Link: Yesterday’s tomorrows: notes on ubiquitous computing’s dominant vision (ics.udi.edu, 240k PDF, via)


5
Apr 07

All games, all the time

“Game designer Jane McGonigal has a vision for a new generation of network games that will pull players away from their lonely consoles, and get them out in the world, interacting with each other and changing their own lives, and society, for the better…In the next five years, the criteria used for evaluating personal technology will shift from things like cost and features. Instead, people will evaluate technology based on whether it improves their quality of life and happiness, she said.”

Link: Network Games That Change Their Users Lives, And The World, For The Better (informationweek.com, via)


6
Nov 06

Designing games for people’s pockets

Some guidelines for the design of handheld games.

“There are two major things you have to keep in mind concerning the interface and user-experience, first one is that most players will be picking up your game in short breaks. They need to be able to quickly start it, and quickly put it away without losing “everything”. The second thing is that you are dealing with alot of non-technical people, without any or little gaming experience. So keep things simple and intuitive.”

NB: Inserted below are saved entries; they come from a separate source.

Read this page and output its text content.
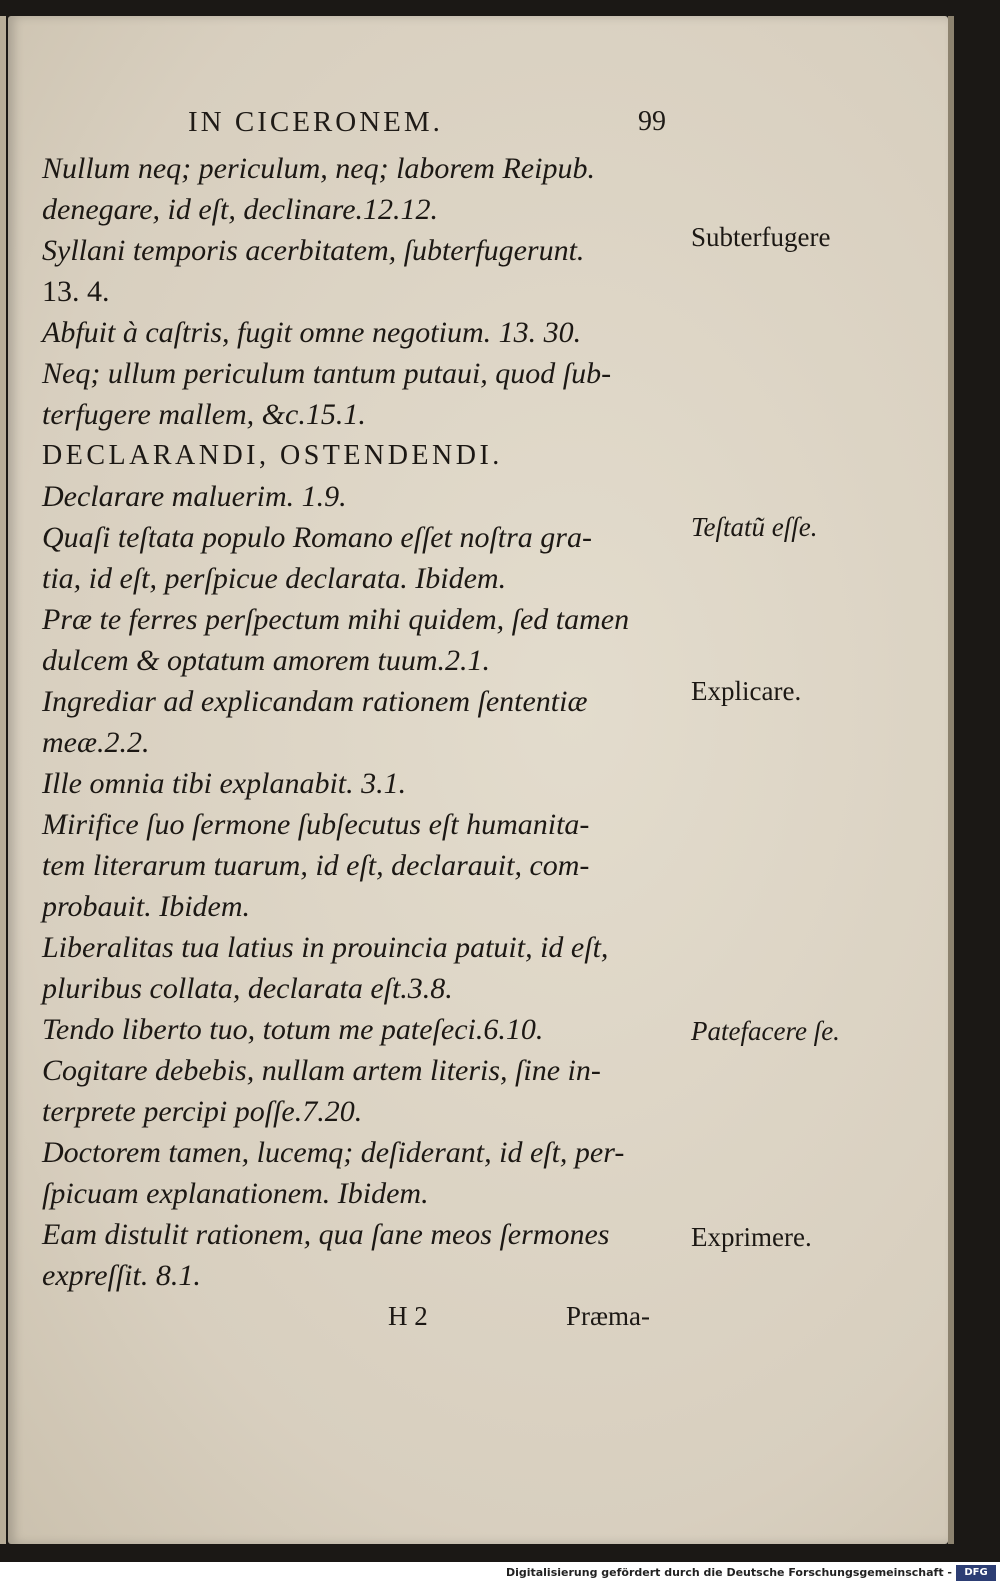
IN CICERONEM.	99
Nullum neq; periculum, neq; laborem Reipub.
denegare, id eſt, declinare.12.12.
Syllani temporis acerbitatem, ſubterfugerunt.
13. 4.
Abfuit à caſtris, fugit omne negotium. 13. 30.
Neq; ullum periculum tantum putaui, quod ſub-
terfugere mallem, &c.15.1.
DECLARANDI, OSTENDENDI.
Declarare maluerim. 1.9.
Quaſi teſtata populo Romano eſſet noſtra gra-
tia, id eſt, perſpicue declarata. Ibidem.
Præ te ferres perſpectum mihi quidem, ſed tamen
dulcem & optatum amorem tuum.2.1.
Ingrediar ad explicandam rationem ſententiæ
meæ.2.2.
Ille omnia tibi explanabit. 3.1.
Mirifice ſuo ſermone ſubſecutus eſt humanita-
tem literarum tuarum, id eſt, declarauit, com-
probauit. Ibidem.
Liberalitas tua latius in prouincia patuit, id eſt,
pluribus collata, declarata eſt.3.8.
Tendo liberto tuo, totum me pateſeci.6.10.
Cogitare debebis, nullam artem literis, ſine in-
terprete percipi poſſe.7.20.
Doctorem tamen, lucemq; deſiderant, id eſt, per-
ſpicuam explanationem. Ibidem.
Eam distulit rationem, qua ſane meos ſermones
expreſſit. 8.1.
Subterfugere
Teſtatũ eſſe.
Explicare.
Patefacere ſe.
Exprimere.
H 2	Præma-
Digitalisierung gefördert durch die Deutsche Forschungsgemeinschaft -	DFG
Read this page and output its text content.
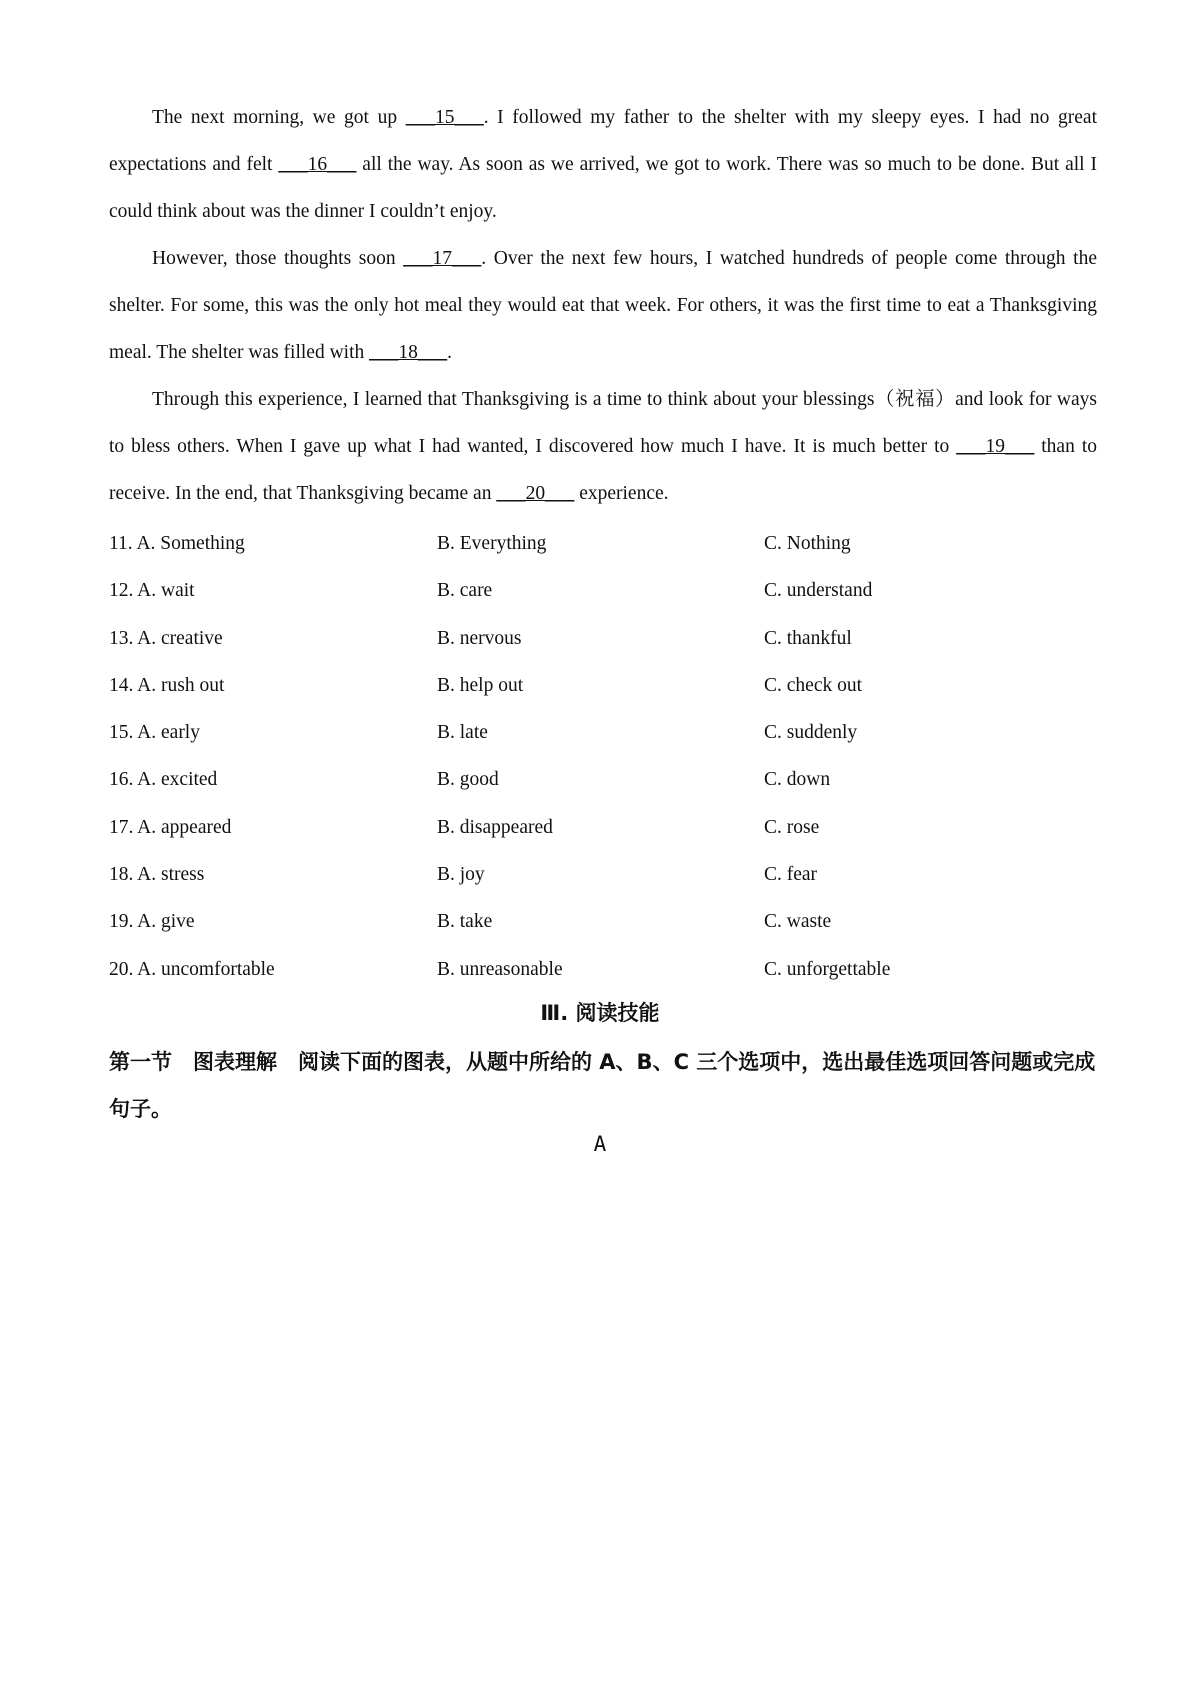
The next morning, we got up ___15___. I followed my father to the shelter with my sleepy eyes. I had no great expectations and felt ___16___ all the way. As soon as we arrived, we got to work. There was so much to be done. But all I could think about was the dinner I couldn’t enjoy.

However, those thoughts soon ___17___. Over the next few hours, I watched hundreds of people come through the shelter. For some, this was the only hot meal they would eat that week. For others, it was the first time to eat a Thanksgiving meal. The shelter was filled with ___18___.

Through this experience, I learned that Thanksgiving is a time to think about your blessings（祝福）and look for ways to bless others. When I gave up what I had wanted, I discovered how much I have. It is much better to ___19___ than to receive. In the end, that Thanksgiving became an ___20___ experience.

11. A. Something	B. Everything	C. Nothing
12. A. wait	B. care	C. understand
13. A. creative	B. nervous	C. thankful
14. A. rush out	B. help out	C. check out
15. A. early	B. late	C. suddenly
16. A. excited	B. good	C. down
17. A. appeared	B. disappeared	C. rose
18. A. stress	B. joy	C. fear
19. A. give	B. take	C. waste
20. A. uncomfortable	B. unreasonable	C. unforgettable
Ⅲ. 阅读技能
第一节　图表理解　阅读下面的图表，从题中所给的 A、B、C 三个选项中，选出最佳选项回答问题或完成句子。
A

Link: Mobiles, design, and gameplay (orangepixel.net)


25
Sep 06

Women in pervasive computing

“Women in technology & culture : An in-progress list of women researchers, designers & artists working in pervasive computing-related fields.”

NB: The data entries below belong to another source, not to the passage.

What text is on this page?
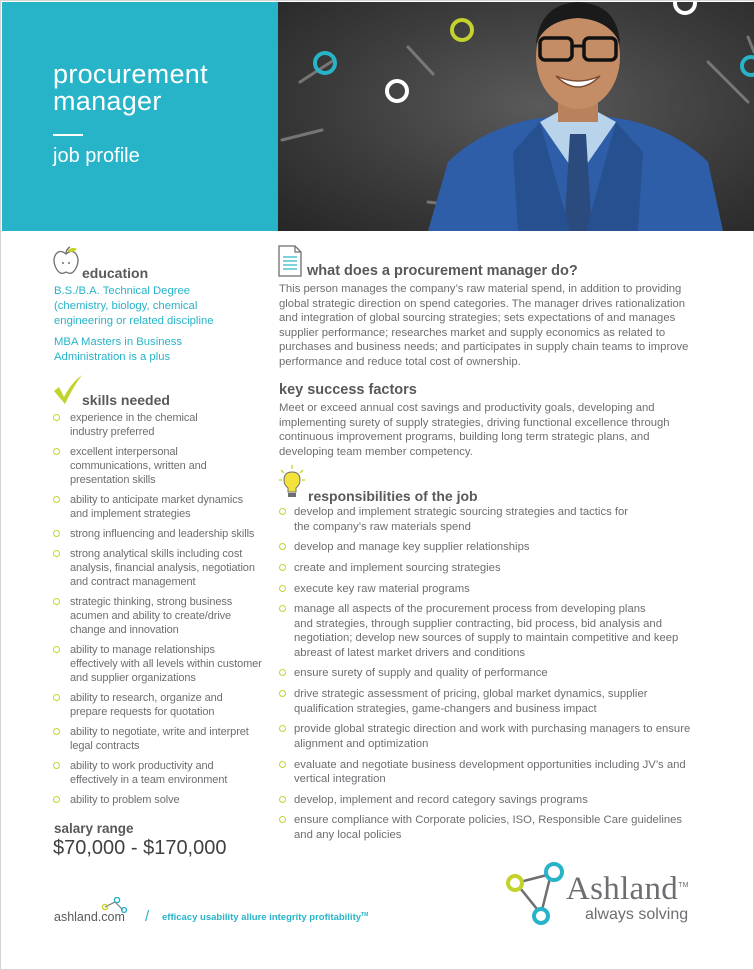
procurement
manager
job profile
education
B.S./B.A. Technical Degree
(chemistry, biology, chemical
engineering or related discipline
MBA Masters in Business
Administration is a plus
skills needed
experience in the chemical
industry preferred
excellent interpersonal
communications, written and
presentation skills
ability to anticipate market dynamics
and implement strategies
strong influencing and leadership skills
strong analytical skills including cost
analysis, financial analysis, negotiation
and contract management
strategic thinking, strong business
acumen and ability to create/drive
change and innovation
ability to manage relationships
effectively with all levels within customer
and supplier organizations
ability to research, organize and
prepare requests for quotation
ability to negotiate, write and interpret
legal contracts
ability to work productivity and
effectively in a team environment
ability to problem solve
salary range
$70,000 - $170,000
what does a procurement manager do?
This person manages the company’s raw material spend, in addition to providing
global strategic direction on spend categories. The manager drives rationalization
and integration of global sourcing strategies; sets expectations of and manages
supplier performance; researches market and supply economics as related to
purchases and business needs; and participates in supply chain teams to improve
performance and reduce total cost of ownership.
key success factors
Meet or exceed annual cost savings and productivity goals, developing and
implementing surety of supply strategies, driving functional excellence through
continuous improvement programs, building long term strategic plans, and
developing team member competency.
responsibilities of the job
develop and implement strategic sourcing strategies and tactics for
the company’s raw materials spend
develop and manage key supplier relationships
create and implement sourcing strategies
execute key raw material programs
manage all aspects of the procurement process from developing plans
and strategies, through supplier contracting, bid process, bid analysis and
negotiation; develop new sources of supply to maintain competitive and keep
abreast of latest market drivers and conditions
ensure surety of supply and quality of performance
drive strategic assessment of pricing, global market dynamics, supplier
qualification strategies, game-changers and business impact
provide global strategic direction and work with purchasing managers to ensure
alignment and optimization
evaluate and negotiate business development opportunities including JV’s and
vertical integration
develop, implement and record category savings programs
ensure compliance with Corporate policies, ISO, Responsible Care guidelines
and any local policies
ashland.com / efficacy usability allure integrity profitability™
Ashland™
always solving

Link: Women researchers, designers & artists working in pervasive computing-related fields (purselipsquarejaw.org)


20
Sep 06

Papers from workshop on pervasive computing

A collection of papers and presentations from a conference workshop on pervasive computing.

“Mobile devices have become a pervasive part of our everyday lives. People have mobile phones, smartphones and PDAs which they take with them almost everywhere. So far these mobile devices have been mostly used for phone calls, writing short messages and organizer functionalities. Today we see that the development of context-aware services for mobile phones which often take the user, her situation and location into account.

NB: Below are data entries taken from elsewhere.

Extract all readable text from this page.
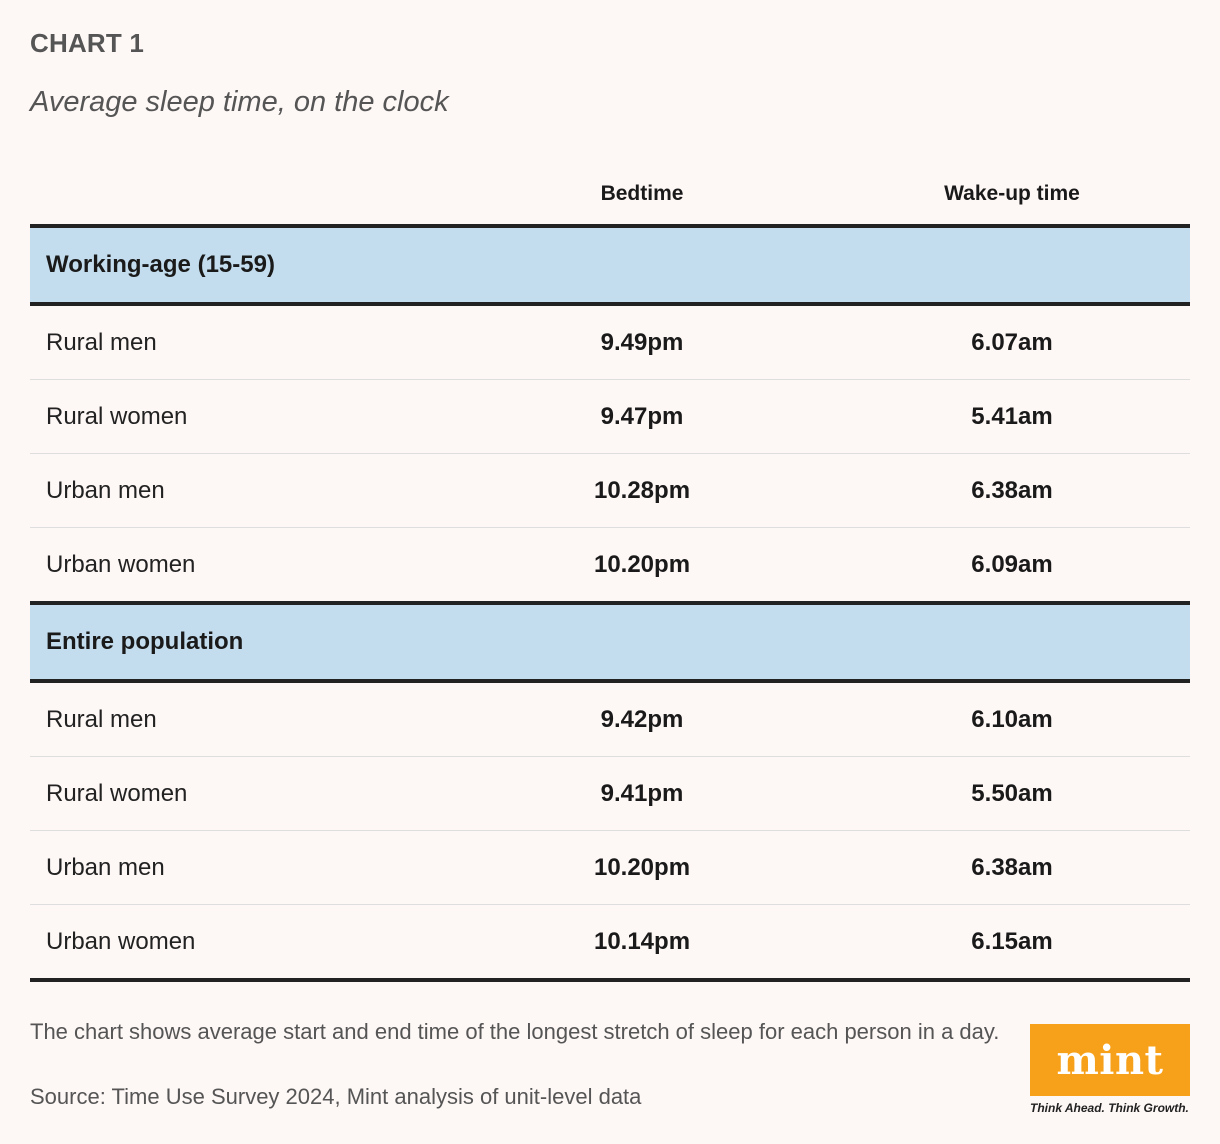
CHART 1
Average sleep time, on the clock
Bedtime	Wake-up time
Working-age (15-59)
Rural men	9.49pm	6.07am
Rural women	9.47pm	5.41am
Urban men	10.28pm	6.38am
Urban women	10.20pm	6.09am
Entire population
Rural men	9.42pm	6.10am
Rural women	9.41pm	5.50am
Urban men	10.20pm	6.38am
Urban women	10.14pm	6.15am
The chart shows average start and end time of the longest stretch of sleep for each person in a day.
Source: Time Use Survey 2024, Mint analysis of unit-level data
mint
Think Ahead. Think Growth.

“But why not use these devices for interactions with the real world, as a mediator between the virtual and the user’s world? While certain research domains within the fields of mobile applications and services advance at an amazing speed (e.g. context-aware services on mobile devices, using sensors in mobile phones), the areas of pervasive mobile user interfaces, mobile devices as interaction devices, mobile devices for interactions with the physical world and user experiences in this field are still rather limited.”

Link: Mobile Devices as Pervasive User Interfaces and Interaction Devices (lmu.de)


9
Jun 06

Ambient sound awareness

Google’s developed a system for listening to your television and serving up relevant content. What if my mobile devices had the capability to listen in on what was happening around me?

“A team from Google Research has developed a prototype system that uses a home computer’s internal microphone to listen to the ambient audio in a room, determine what is being watched on TV and offer web-based supplemental information, services and shopping contextual to each program being watched. It’s strange, but it sounds like it works and people might really like it. There’s no indication yet whether or when this could be available as a service.”

Link: Google Research prototypes ambient audio contextual content (techcrunch.com)


8
Jun 06

Experience design at Nokia

An interesting interview with the Head of Brand Visual and Sensorial Experiences (nice one!) at Nokia.

“Even today my work is still very much involved in understanding and recognising trends and the way people or societies are changing. One of the important things is to realise the difference between ‘long-term’ societal trends and ‘short-term’ lifestyle trends, but also to understand that some short-term trends have the potential to cross into the mainstream of society, where they become much more influential.”